Secretary of Defense Chuck Hagel made a trip to Israel last week to offer yet more military handouts to the region's most militarized country. Hagel announced the U.S. will provide Israel with a lot of high-tech airpower, including new missiles designed to take out antiaircraft systems and heavily-armed, straight-out-of-a-spy-movie Bell Boeing V 22 Osprey helicopters.
The U.S. already gives Israel $8.5 million in military aid per day. Just for reference, that's enough money to flat-out buy houses at median market price for 50 struggling homeowners every single day of the year. And as Hagel noted during his visit to Israel, this doesn't even count the $460 million already spent by the U.S. on Iron Dome, the Israeli missile defense shield (an amount that could buy more than 2,700 foreclosed homes), or the forthcoming $220 million (nearly 1,300 homes) that will be spent on the program.

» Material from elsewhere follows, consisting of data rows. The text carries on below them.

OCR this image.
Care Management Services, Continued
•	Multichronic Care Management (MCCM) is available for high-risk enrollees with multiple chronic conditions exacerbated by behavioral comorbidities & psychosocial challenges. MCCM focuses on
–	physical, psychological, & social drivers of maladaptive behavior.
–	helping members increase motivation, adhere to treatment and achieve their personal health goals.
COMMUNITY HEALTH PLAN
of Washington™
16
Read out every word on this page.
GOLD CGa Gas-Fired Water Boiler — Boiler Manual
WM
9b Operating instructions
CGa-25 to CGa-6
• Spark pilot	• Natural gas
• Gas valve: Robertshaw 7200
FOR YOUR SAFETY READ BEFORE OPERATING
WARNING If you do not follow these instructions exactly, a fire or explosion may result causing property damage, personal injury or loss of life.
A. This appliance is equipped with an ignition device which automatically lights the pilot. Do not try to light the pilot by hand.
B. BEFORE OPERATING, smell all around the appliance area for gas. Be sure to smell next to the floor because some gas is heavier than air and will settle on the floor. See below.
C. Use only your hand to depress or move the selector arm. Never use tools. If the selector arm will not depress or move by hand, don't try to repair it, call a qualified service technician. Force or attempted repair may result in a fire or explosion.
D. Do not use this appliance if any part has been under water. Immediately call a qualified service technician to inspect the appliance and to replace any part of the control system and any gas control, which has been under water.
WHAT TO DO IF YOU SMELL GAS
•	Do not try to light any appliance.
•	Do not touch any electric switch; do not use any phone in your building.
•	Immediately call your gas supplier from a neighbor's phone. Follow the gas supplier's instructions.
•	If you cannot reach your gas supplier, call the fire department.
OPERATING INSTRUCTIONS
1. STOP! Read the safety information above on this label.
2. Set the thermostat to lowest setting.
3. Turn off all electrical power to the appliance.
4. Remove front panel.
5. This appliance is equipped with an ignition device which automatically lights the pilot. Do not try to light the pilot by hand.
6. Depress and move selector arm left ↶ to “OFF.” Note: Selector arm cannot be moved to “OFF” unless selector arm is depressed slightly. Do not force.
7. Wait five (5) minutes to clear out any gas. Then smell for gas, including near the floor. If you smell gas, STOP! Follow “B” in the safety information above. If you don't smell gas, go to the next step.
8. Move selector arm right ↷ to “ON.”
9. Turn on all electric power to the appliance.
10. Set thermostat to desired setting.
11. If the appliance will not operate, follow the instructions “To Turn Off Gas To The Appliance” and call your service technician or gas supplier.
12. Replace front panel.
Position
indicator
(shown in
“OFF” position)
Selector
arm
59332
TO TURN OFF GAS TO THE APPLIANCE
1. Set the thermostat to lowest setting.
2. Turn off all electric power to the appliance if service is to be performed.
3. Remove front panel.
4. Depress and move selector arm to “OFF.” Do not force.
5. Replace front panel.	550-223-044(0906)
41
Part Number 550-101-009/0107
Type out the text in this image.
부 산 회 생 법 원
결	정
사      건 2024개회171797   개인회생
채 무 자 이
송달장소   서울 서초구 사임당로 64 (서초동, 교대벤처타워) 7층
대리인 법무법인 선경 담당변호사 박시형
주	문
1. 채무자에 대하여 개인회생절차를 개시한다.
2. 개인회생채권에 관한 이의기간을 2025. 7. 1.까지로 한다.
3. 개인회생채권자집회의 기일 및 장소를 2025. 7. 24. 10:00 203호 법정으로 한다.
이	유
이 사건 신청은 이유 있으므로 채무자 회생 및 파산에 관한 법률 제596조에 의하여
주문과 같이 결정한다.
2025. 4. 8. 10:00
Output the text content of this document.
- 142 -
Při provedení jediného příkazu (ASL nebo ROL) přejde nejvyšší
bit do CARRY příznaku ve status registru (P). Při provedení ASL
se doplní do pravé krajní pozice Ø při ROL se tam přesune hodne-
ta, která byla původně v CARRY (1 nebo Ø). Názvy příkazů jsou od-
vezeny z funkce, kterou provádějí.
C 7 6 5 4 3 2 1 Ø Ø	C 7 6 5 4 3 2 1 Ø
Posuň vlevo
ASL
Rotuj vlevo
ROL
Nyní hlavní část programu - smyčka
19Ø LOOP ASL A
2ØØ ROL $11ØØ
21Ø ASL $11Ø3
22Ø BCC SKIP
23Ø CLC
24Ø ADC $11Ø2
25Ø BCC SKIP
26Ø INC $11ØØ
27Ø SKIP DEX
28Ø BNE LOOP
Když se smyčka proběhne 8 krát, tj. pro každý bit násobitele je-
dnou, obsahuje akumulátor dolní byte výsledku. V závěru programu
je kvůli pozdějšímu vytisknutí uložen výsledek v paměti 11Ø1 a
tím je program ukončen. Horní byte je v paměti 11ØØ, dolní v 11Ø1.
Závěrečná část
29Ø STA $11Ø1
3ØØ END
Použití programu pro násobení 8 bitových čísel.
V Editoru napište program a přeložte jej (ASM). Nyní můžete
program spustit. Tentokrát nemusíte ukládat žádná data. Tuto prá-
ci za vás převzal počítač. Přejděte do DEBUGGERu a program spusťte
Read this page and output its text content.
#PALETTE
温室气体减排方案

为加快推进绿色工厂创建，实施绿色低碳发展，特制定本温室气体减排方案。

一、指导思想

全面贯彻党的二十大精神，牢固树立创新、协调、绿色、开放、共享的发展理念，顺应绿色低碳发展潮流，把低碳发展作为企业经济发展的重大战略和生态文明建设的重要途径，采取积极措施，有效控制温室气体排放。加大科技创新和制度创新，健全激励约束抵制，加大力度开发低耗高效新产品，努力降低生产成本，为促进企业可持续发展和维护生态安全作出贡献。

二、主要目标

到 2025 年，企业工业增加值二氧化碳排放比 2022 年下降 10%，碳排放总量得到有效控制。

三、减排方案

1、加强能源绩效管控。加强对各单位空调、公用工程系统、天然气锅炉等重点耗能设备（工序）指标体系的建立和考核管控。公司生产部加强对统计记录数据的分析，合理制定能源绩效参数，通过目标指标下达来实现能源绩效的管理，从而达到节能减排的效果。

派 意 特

Hagel didn't say how much money will be spent on the airpower initiative, but given that each individual Osprey is worth about 400 houses, it's probably going to be a considerable expense. The program is apparently part of a regional military aid package totalling $10 billion (I don't even want to think about how many houses that makes). The purpose of the program? To keep Iran in line, of course.
Never mind that, as I've detailed here before, the vast majority of actual experts on Iran (including the head of the Israeli Defense Forces) say that Iran is not developing nuclear weapons and basically poses no threat to anyone. Hagel still seems to think that if we gave that Osprey money to, say, the 16 million children living below the poverty line in the U.S. instead of to the Boeing corporation, Iran would somehow wipe Israel off the map.
And, as usual with "security" initiatives from the U.S. government, it gets worse: Hagel has basically given Israel the green light to bomb Iran off the map whenever it wants to.
"Israel will make the decision that Israel must make to protect itself, to defend itself," Hagel said just before leaving for Israel.
The "decision" Hagel is referring to is the choice to unilaterally strike a sovereign state that has done nothing to provoke Israel, poses no threat to any of its neighbors, and is armed with mostly old-school Soviet weaponry to defend itself.
Of course, this wouldn't be unusual behavior for Israel. In November, it provoked a war with Gaza that left over 170 Gazans dead, including more than 30 children. In recent weeks it has ratched up attacks on Gaza, proving that it's still not shy about attacking its neighbors.
The biggest problem with all this from an American standpoint is the potential for the U.S. to be dragged into yet another quagmire with a country that poses no threat to us. If Israel attacks Iran, which Hagel has seemingly given it the green light to do, the U.S. will certainly send troops to its aid.
As Hagel said during his Israel trip, "The United States has made clear to the Israeli people that we have a commitment to Israel's security." If Israel leads the U.S. into war with Iran, that commitment is going to be very expensive.